Dans l’histoire sainte, nombreux sont ceux qui ont écouté la Parole et ne l’on pas comprise, à commencer par Adam et Eve. Ils ont entendu une consigne du Seigneur :

« Vous pourrez manger de tous les arbres du jardin, mais de celui-ci, vous n’en mangerez pas. »

S’ils l’ont entendue, ils ne l’ont pas comprise. Et le démon a eu beau jeu d’ôter cette parole de leur cœur comme les oiseaux viennent picorer les grains sur le chemin. La parole n’ayant pas pu pousser ses racines, ils étaient vulnérables. L’anti-verbe, comme l’appelle Jean-Paul II, a semé tout ce qu’il y avait de plus pervers et de plus délétère dans leur cœur.

En revanche, celui qui médite sa parole jour et nuit, comme le dit le psaume 1, c’est en lui que va s’édifier une cathédrale intérieure. Tout en lui est éclairé par la lumière de Dieu, tout prend un sens, tout s’ordonne.
Alors, une telle personne est émerveillée par la beauté de Dieu, par la splendeur de sa foi, il se livre au Royaume et travaille avec ardeur, il devient un apôtre.
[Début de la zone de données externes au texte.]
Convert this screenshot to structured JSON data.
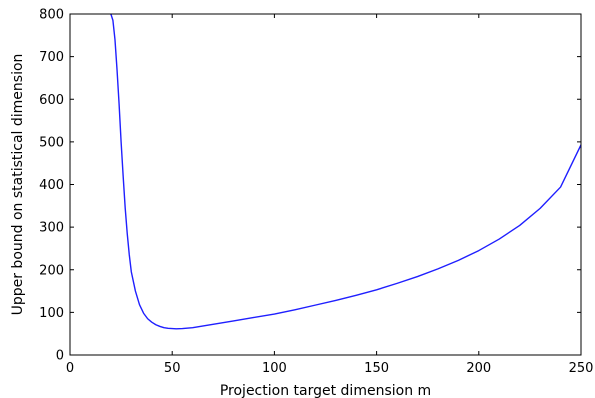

Demandons à la Vierge-Marie qui méditait toutes ces choses dans Son cœur d’avoir cette même vigilance de ne rien perdre des faits et gestes de Jésus pour qu’en nous, s’accomplisse Son mystère pascal et qu’Il fasse de nous des vrais apôtres,

Amen !


Références des lectures du jour :

  • Livre d’Isaïe 55,10-11.
  • Psaume 65(64),10abcd.10e-11.12-13.14.
  • Lettre de saint Paul Apôtre aux Romains 8,18-23.
  • Évangile de Jésus-Christ selon saint Matthieu 13,1-23 :

Ce jour-là, Jésus était sorti de la maison, et il était assis au bord de la mer. Auprès de lui se rassemblèrent des foules si grandes qu’il monta dans une barque où il s’assit ; toute la foule se tenait sur le rivage.
Il leur dit beaucoup de choses en paraboles : « Voici que le semeur sortit pour semer.
Comme il semait, des grains sont tombés au bord du chemin, et les oiseaux sont venus tout manger.
D’autres sont tombés sur le sol pierreux, où ils n’avaient pas beaucoup de terre ; ils ont levé aussitôt, parce que la terre était peu profonde. Le soleil s’étant levé, ils ont brûlé et, faute de racines, ils ont séché.
D’autres sont tombés dans les ronces ; les ronces ont poussé et les ont étouffés.
D’autres sont tombés dans la bonne terre, et ils ont donné du fruit à raison de cent, ou soixante, ou trente pour un.
Celui qui a des oreilles, qu’il entende ! »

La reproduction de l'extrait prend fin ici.